Is Victoria’s housing supply about to get better – or worse?
This is a grim snapshot of the current situation.
Melbourne has the fourth least affordable housing market in the world, with a median dwelling price of $778,000 as of October – up 2.4 per cent year-on-year.
Leasing is just as costly. The median house rent has surged 20 per cent this year to hit $700, while the median unit rent of $520 is up by 15 per cent.
Less than one per cent of all rental properties in the Victorian capital are deemed affordable for people on income support payments.
More than 48,000 people are on social and public housing waitlists, with 25,000 of those in urgent need of assistance. Victoria has the smallest proportion of community housing in the country at just three per cent – more than a percentage point below the equally dismal national rate.
Women aged 55 and older are the fastest-growing group falling into homelessness. One-third of all Aussies without a roof over their heads live in Victoria and the number increased 24 per cent in the five years to 2021.
In response, the Victorian Government has released a Housing Statement that sets an ambitious goal of building 800,000 new homes across the state in the next decade.
Is it possible?
To put it bluntly, Victoria has never built anywhere close to 80,000 new dwellings in a single year. That target is more than 12,000 homes above the record that was set during the building boom of 2017.
In that frenzied year, builders pumped out a staggering 35,000 homes and 32,500 units in just 12 months. Last year, just 56,899 dwellings were constructed.
The Housing Industry Association conservatively estimates it will take three years of hard work to ramp up to the 80,000 new dwellings annually needed to reach the government’s milestone.
And even then, how many people will be able to afford them?
It will take a family with a typical household income almost a decade to save the 20 per cent deposit needed to buy a home. Until then, they’ll fork out a huge chunk of their salary on increasingly unaffordable rent, in a market being strangled by a chronic shortage of supply and ever-growing demand.

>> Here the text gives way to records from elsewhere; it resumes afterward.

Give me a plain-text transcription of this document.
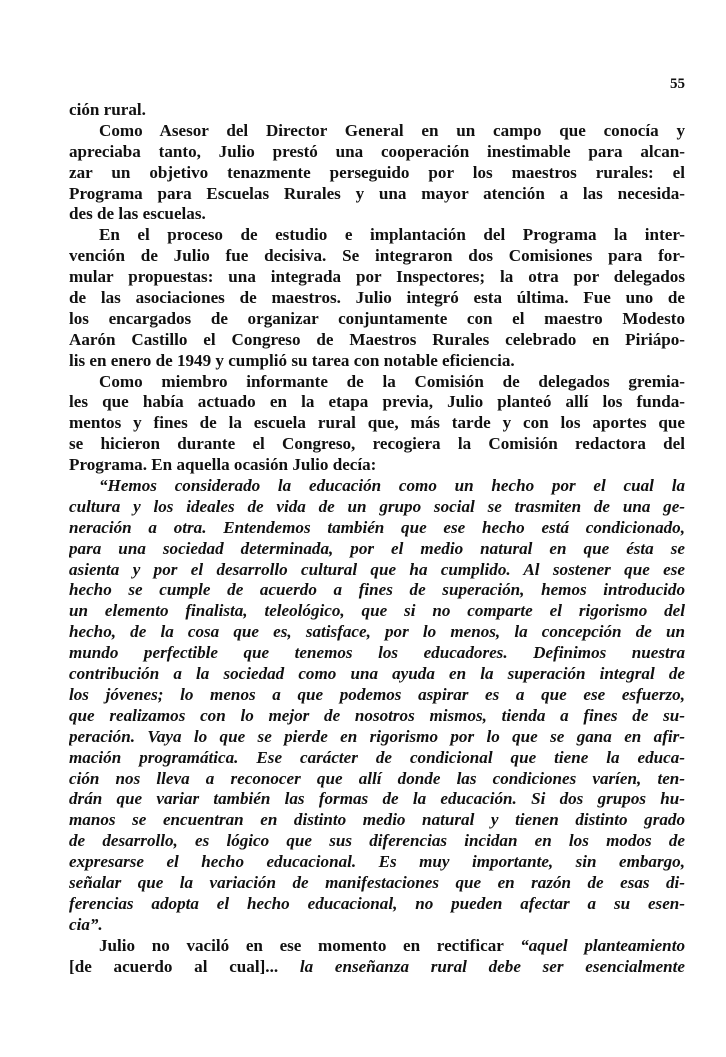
55
ción rural.
Como Asesor del Director General en un campo que conocía y
apreciaba tanto, Julio prestó una cooperación inestimable para alcan-
zar un objetivo tenazmente perseguido por los maestros rurales: el
Programa para Escuelas Rurales y una mayor atención a las necesida-
des de las escuelas.
En el proceso de estudio e implantación del Programa la inter-
vención de Julio fue decisiva. Se integraron dos Comisiones para for-
mular propuestas: una integrada por Inspectores; la otra por delegados
de las asociaciones de maestros. Julio integró esta última. Fue uno de
los encargados de organizar conjuntamente con el maestro Modesto
Aarón Castillo el Congreso de Maestros Rurales celebrado en Piriápo-
lis en enero de 1949 y cumplió su tarea con notable eficiencia.
Como miembro informante de la Comisión de delegados gremia-
les que había actuado en la etapa previa, Julio planteó allí los funda-
mentos y fines de la escuela rural que, más tarde y con los aportes que
se hicieron durante el Congreso, recogiera la Comisión redactora del
Programa. En aquella ocasión Julio decía:
“Hemos considerado la educación como un hecho por el cual la
cultura y los ideales de vida de un grupo social se trasmiten de una ge-
neración a otra. Entendemos también que ese hecho está condicionado,
para una sociedad determinada, por el medio natural en que ésta se
asienta y por el desarrollo cultural que ha cumplido. Al sostener que ese
hecho se cumple de acuerdo a fines de superación, hemos introducido
un elemento finalista, teleológico, que si no comparte el rigorismo del
hecho, de la cosa que es, satisface, por lo menos, la concepción de un
mundo perfectible que tenemos los educadores. Definimos nuestra
contribución a la sociedad como una ayuda en la superación integral de
los jóvenes; lo menos a que podemos aspirar es a que ese esfuerzo,
que realizamos con lo mejor de nosotros mismos, tienda a fines de su-
peración. Vaya lo que se pierde en rigorismo por lo que se gana en afir-
mación programática. Ese carácter de condicional que tiene la educa-
ción nos lleva a reconocer que allí donde las condiciones varíen, ten-
drán que variar también las formas de la educación. Si dos grupos hu-
manos se encuentran en distinto medio natural y tienen distinto grado
de desarrollo, es lógico que sus diferencias incidan en los modos de
expresarse el hecho educacional. Es muy importante, sin embargo,
señalar que la variación de manifestaciones que en razón de esas di-
ferencias adopta el hecho educacional, no pueden afectar a su esen-
cia”.
Julio no vaciló en ese momento en rectificar “aquel planteamiento
[de acuerdo al cual]... la enseñanza rural debe ser esencialmente
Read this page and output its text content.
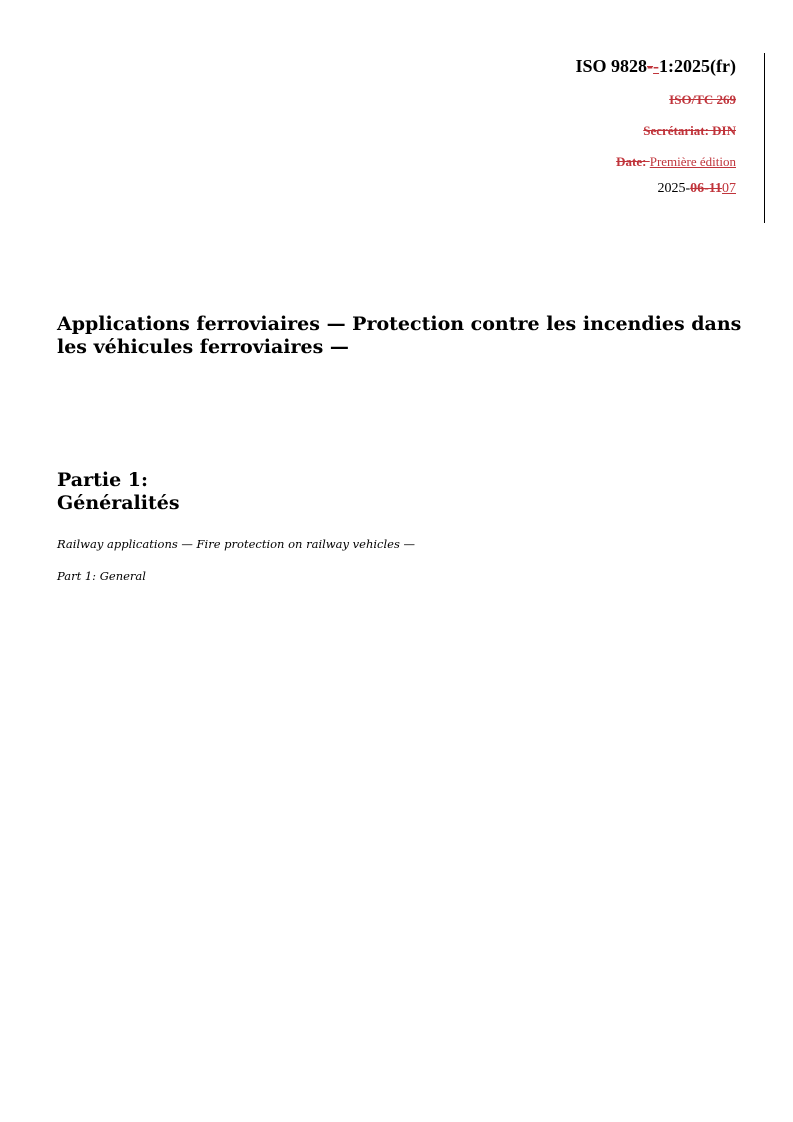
ISO 9828--1:2025(fr)
ISO/TC 269
Secrétariat: DIN
Date: Première édition
2025-06-1107
Applications ferroviaires — Protection contre les incendies dans les véhicules ferroviaires —
Partie 1:
Généralités
Railway applications — Fire protection on railway vehicles —
Part 1: General
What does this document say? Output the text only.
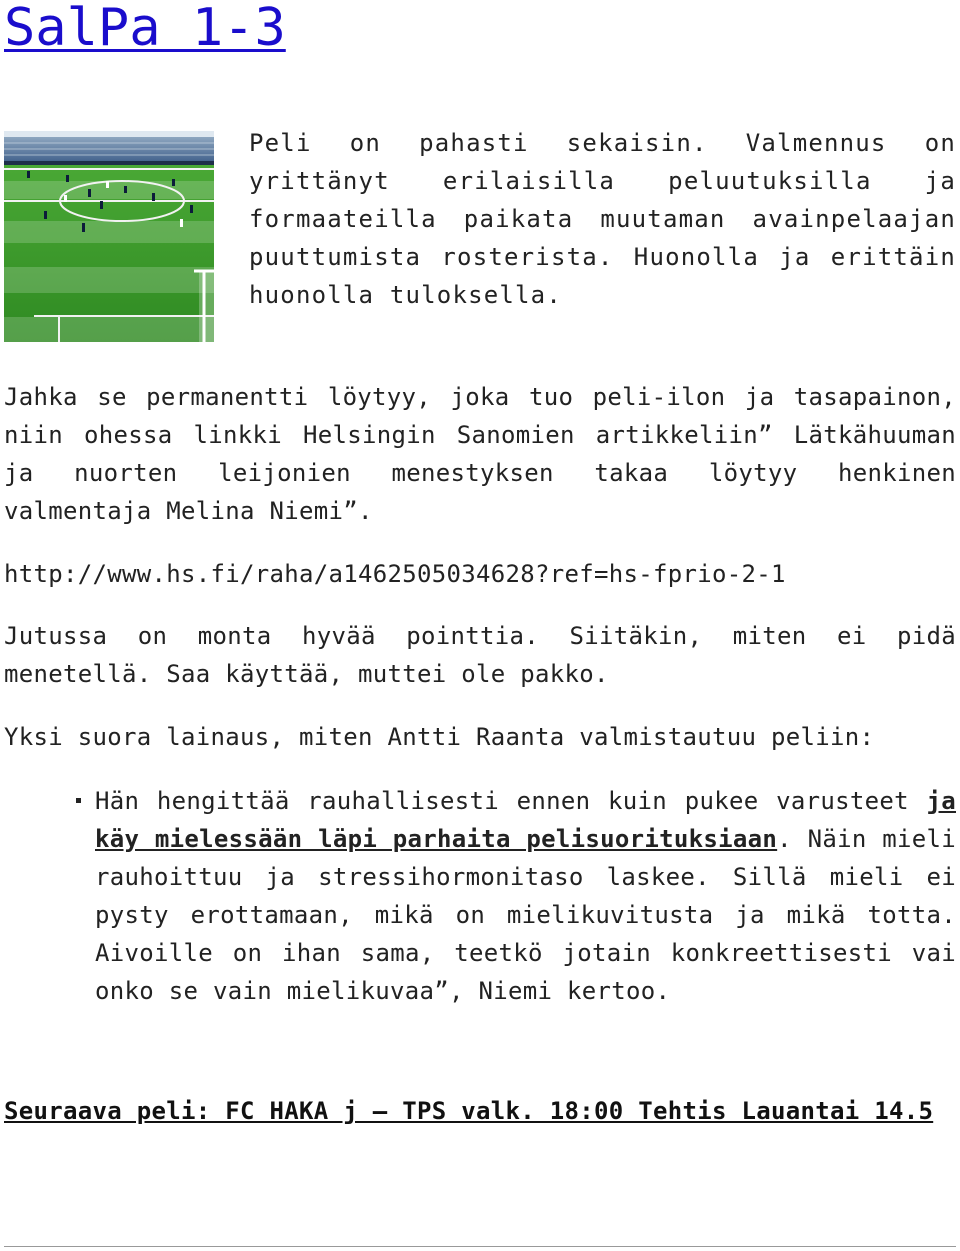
SalPa 1-3

Peli on pahasti sekaisin. Valmennus on yrittänyt erilaisilla peluutuksilla ja formaateilla paikata muutaman avainpelaajan puuttumista rosterista. Huonolla ja erittäin huonolla tuloksella.

Jahka se permanentti löytyy, joka tuo peli-ilon ja tasapainon, niin ohessa linkki Helsingin Sanomien artikkeliin” Lätkähuuman ja nuorten leijonien menestyksen takaa löytyy henkinen valmentaja Melina Niemi”.

http://www.hs.fi/raha/a1462505034628?ref=hs-fprio-2-1

Jutussa on monta hyvää pointtia. Siitäkin, miten ei pidä menetellä. Saa käyttää, muttei ole pakko.

Yksi suora lainaus, miten Antti Raanta valmistautuu peliin:

Hän hengittää rauhallisesti ennen kuin pukee varusteet ja käy mielessään läpi parhaita pelisuorituksiaan. Näin mieli rauhoittuu ja stressihormonitaso laskee. Sillä mieli ei pysty erottamaan, mikä on mielikuvitusta ja mikä totta. Aivoille on ihan sama, teetkö jotain konkreettisesti vai onko se vain mielikuvaa”, Niemi kertoo.

Seuraava peli: FC HAKA j – TPS valk. 18:00 Tehtis Lauantai 14.5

No policies, few ideas and zero concrete solutions from our State Government
The only problem is Victoria hasn’t thought about how it might build a spaceship. In fact, under this analogy, it hasn’t even figured out where the moon is in the sky.
There’s no doubt that building a whole lot of new homes will help with supply and ease the upward pressure on prices.
But ask anyone trying to build a home in Victoria what it’s like. Whether they’re a young couple with a house-and-land package or a billion-dollar developer putting up a skyscraper, they’ll tell you it’s a nightmare.
At the moment, it takes on average seven-and-a-half months to obtain planning approval to build a house in Victoria, which is the slowest in the nation.
Finding an available builder is like sifting through a haystack that it turns out never concealed a needle in the first place. The cost of materials remains high and supply chain issues persist.
A shocking number of builders have gone bust over the past few years and those who remain can’t keep pace with demand. There’s great uncertainty in the industry because of wildly changing legislative and taxation frameworks. The appetite for risk is very low.
Why would people invest in Victoria?
Dozens of new and increased taxes have been levied on the property and real estate investment sectors by this government. Developers are being slugged with hefty surcharges and landlords are copping a seemingly endless barrage of rising costs (and that’s on top of restrictive tenancy reforms), none more so than the land taxes being levied against property investors to “reclaim” Government waste over the Covid era.
It’s beyond doubt that the government sees those in the property game as cash cows from which to extract every available cent to repair its enormous budget blackhole.
Only a small percentage of people would truly feel “wealthy” through their property investments. No, most are Mums & Dads struggling with rising costs of living and investing simply to give them an even chance of being able to enjoy some wealth in the future.
If the government is truly serious about building 800,000 new homes, then it sure isn’t acting like it.
Nothing that’s been done or promised thus far gives anyone cause for confidence. Developers are unlikely to rush to the party in a significant way, while mum-and-dad investors are being forced out entirely, crushed beneath the merciless weight of greed.
At the end of the day, those who suffer will be young Australians unable to afford a home, renters paying more and more for a place to live, and the most vulnerable in the community who are barely hanging on.
What a shameful plight Victoria faces.